Bien que l’inscription de la production porcine
dans le développement durable ne soit pas acquise
actuellement, la Commission est d’avis qu’il
est possible d’y parvenir. Selon elle, tous
les systèmes ou modèles de production
peuvent contribuer au développement durable.
Toutefois, pour atteindre cet objectif, la production
porcine devra être le fruit d’une concertation
entre les producteurs eux-mêmes, les résidants
des communautés rurales, les élus des
différents paliers et les organismes et institutions
mis en cause. En même temps, elle devra poursuivre
les trois dimensions du développement durable,
à savoir le respect du milieu écologique,
la viabilité économique et l’harmonie
sociale. Elle devra s’inscrire dans un processus
continu d’adaptation et d’innovation où
l’innovation technique, tant sur le plan de
la production que sur le plan de l’environnement,
et l’innovation sociale jouent un rôle
déterminant. Pour assurer la pérennité
de ce secteur de production, des gestes concrets doivent
être posés à court, moyen et long
terme.
Sur le plan social, malgré les efforts déployés
par l’État québécois pour
constituer un cadre juridique adéquat afin
d’intégrer le développement de
la production porcine dans un processus social plus
harmonieux, le malaise social actuel montre que la
solution préconisée n’est pas
suffisante. La Commission est d’avis qu’il
est impératif de changer le cadre de décision
relatif à la production porcine pour régler
les énormes tensions sévissant dans
le milieu rural et, ainsi, éviter la crise
sociale. D’ailleurs, la Commission croit qu’il
serait périlleux, sur le plan social, de lever
le moratoire, même à l’extérieur
des zones d’activités limitées,
tant que des gestes concrets ne seront pas posés
en ce sens. Par conséquent, il est urgent d’agir
afin d’éviter que le moratoire ne se
prolonge de manière indue et que la compétitivité
des entreprises et du secteur de la production porcine
ne soit menacée.
La Commission recommande, notamment, deux mesures
qui devraient être mises en place rapidement
et qui lui paraissent indispensables pour rétablir
la paix sociale et l’acceptabilité sur
le plan social à l’égard de la
production porcine. Ainsi, il est proposé de
mettre en place un processus d’analyse des répercussions
environnementales et sociales faisant appel à
la participation du public pour tous les projets d’implantation
de porcherie soumis à l’obtention d’un
certificat d’autorisation par le ministre de
l’Environnement. Ce processus serait applicable
dans le cas où un projet de production porcine
ne sera pas assujetti à la procédure
d’évaluation et d’examen des impacts
sur l’environnement prévue aux articles
31.1 et suivants de la Loi sur la qualité
de l’environnement. La Commission recommande
également de limiter aux pratiques agricoles
normales, la protection contre les poursuites civiles
accordée aux producteurs agricoles en ce qui
concerne les odeurs, les poussières et les
bruits inhérents aux activités agricoles.

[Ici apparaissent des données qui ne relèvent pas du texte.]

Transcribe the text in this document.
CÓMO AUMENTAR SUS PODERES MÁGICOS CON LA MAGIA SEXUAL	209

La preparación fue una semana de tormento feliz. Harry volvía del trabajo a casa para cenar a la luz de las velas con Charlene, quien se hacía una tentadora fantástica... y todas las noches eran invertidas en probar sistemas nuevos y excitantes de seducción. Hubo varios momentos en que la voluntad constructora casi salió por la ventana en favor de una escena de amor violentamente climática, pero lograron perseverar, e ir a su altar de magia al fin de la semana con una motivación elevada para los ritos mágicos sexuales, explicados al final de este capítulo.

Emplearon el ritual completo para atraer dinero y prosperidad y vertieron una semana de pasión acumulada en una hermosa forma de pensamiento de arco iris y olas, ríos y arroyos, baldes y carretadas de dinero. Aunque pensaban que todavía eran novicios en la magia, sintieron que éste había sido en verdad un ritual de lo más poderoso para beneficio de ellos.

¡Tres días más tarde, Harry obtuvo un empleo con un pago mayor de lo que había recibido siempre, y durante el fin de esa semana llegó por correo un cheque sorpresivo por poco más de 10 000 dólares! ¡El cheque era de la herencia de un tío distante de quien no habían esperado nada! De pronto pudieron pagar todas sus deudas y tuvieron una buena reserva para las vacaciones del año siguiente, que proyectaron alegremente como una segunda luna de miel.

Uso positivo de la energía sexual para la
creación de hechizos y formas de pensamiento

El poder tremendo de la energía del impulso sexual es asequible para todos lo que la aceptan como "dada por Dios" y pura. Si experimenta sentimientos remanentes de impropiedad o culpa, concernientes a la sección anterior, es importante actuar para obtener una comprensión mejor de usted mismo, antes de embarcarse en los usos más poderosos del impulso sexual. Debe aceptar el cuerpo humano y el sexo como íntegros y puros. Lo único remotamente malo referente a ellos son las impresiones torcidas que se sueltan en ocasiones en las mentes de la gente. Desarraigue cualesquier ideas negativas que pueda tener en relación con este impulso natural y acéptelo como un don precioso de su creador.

À cette fin, la Commission recommande qu’un
organisme décisionnel spécialisé
soit chargé d’intervenir à la
suite d’une plainte et de mettre en place un
processus de conciliation obligatoire ou, en cas d’échec
de la conciliation, d’imposer une décision
arbitrale.
D’autres actions pourraient être entreprises,
dans la perspective, là encore, de favoriser
l’harmonie et l’acceptabilité sur
le plan social de la production porcine au Québec.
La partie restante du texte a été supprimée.